Mombasa has a branch of the International Society for Krishna Consciousness (Hare Krishna Movement) on Beach Road.
Music and nightlife
Taarab music, which originates from Zanzibar, has a prominent local presence. Styles of music native to Mombasa include the smooth and mellow Bango, fast-paced Chakacha and traditional Mwanzele.
Musicians of note are Mombasa Roots, Safari Sounds, Them Mushrooms, Anwar Juma Bhalo and Princess Farida. Mombasa has been the home or base for former greats like Fundi Konde, known for his song “Tausi”; Fadhili Williams and Grand Charo, famous for the song “Malaika”; Sal Davies; Malika Mohammed; Stara Butte; Juma Bhalo. Contemporary hip-hop fusion artistes are Susumila, Majizee, Nyota Ndogo, Cannibal (musician), Sharama and Ukoo Flani super group which once could boast up to 40 rappers.

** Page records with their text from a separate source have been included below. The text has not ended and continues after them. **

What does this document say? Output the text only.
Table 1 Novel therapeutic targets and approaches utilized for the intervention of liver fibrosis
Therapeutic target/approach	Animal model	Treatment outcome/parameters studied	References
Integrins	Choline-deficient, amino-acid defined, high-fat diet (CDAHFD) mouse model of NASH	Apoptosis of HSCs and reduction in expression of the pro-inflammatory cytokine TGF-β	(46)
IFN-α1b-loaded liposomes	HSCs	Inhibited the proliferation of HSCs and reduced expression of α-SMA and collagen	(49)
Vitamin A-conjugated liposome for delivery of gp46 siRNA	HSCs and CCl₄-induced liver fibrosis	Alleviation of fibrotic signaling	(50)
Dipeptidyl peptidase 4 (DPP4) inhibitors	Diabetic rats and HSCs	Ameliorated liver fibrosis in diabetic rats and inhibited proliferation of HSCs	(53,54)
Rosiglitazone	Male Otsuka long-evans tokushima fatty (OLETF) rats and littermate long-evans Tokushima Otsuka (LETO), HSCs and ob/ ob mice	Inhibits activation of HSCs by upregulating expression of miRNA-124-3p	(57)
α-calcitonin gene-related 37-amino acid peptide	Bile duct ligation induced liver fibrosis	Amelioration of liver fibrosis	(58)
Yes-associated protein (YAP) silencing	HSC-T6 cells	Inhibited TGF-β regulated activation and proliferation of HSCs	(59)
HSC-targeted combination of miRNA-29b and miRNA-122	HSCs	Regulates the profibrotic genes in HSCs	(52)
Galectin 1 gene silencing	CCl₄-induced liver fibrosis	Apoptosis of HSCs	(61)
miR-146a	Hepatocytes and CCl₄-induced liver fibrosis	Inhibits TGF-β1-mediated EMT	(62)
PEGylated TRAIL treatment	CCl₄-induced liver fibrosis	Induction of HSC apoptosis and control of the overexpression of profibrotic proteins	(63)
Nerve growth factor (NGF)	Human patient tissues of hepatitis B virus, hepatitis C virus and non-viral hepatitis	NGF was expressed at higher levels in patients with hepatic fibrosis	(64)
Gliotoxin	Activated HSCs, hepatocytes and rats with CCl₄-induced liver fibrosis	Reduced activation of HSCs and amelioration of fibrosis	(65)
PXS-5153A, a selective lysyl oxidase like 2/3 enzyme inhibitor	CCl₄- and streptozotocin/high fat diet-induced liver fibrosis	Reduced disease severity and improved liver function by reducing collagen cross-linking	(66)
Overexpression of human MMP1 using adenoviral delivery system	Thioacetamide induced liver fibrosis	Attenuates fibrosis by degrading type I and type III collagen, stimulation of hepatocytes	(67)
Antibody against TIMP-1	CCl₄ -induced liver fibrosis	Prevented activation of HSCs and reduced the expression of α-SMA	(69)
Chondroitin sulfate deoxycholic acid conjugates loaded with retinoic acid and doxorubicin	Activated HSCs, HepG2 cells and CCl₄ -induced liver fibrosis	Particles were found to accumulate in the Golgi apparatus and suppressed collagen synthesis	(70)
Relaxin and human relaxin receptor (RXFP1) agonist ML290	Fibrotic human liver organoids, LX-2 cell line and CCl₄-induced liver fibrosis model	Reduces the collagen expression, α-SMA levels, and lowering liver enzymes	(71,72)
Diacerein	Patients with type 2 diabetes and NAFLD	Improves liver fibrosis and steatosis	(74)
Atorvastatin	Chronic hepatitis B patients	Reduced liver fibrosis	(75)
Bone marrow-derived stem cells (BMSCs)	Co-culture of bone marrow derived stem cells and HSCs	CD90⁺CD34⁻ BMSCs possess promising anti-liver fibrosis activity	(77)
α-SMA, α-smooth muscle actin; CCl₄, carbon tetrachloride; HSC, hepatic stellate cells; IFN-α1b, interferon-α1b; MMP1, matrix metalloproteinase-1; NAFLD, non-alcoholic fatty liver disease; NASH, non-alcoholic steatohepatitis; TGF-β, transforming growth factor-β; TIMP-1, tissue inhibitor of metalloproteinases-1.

Recently, hip hop, reggae, soul, blues, salsa and (among the Indian community) bhangra have become popular, especially amongst the youth. Mombasa is mainly a tourism centre populated by hundreds of entertainment spots of all categories from night clubs, bars, hotels, fancy restaurants and many more. It has the most vibrant night life in Kenya catering to the mainly tourist population.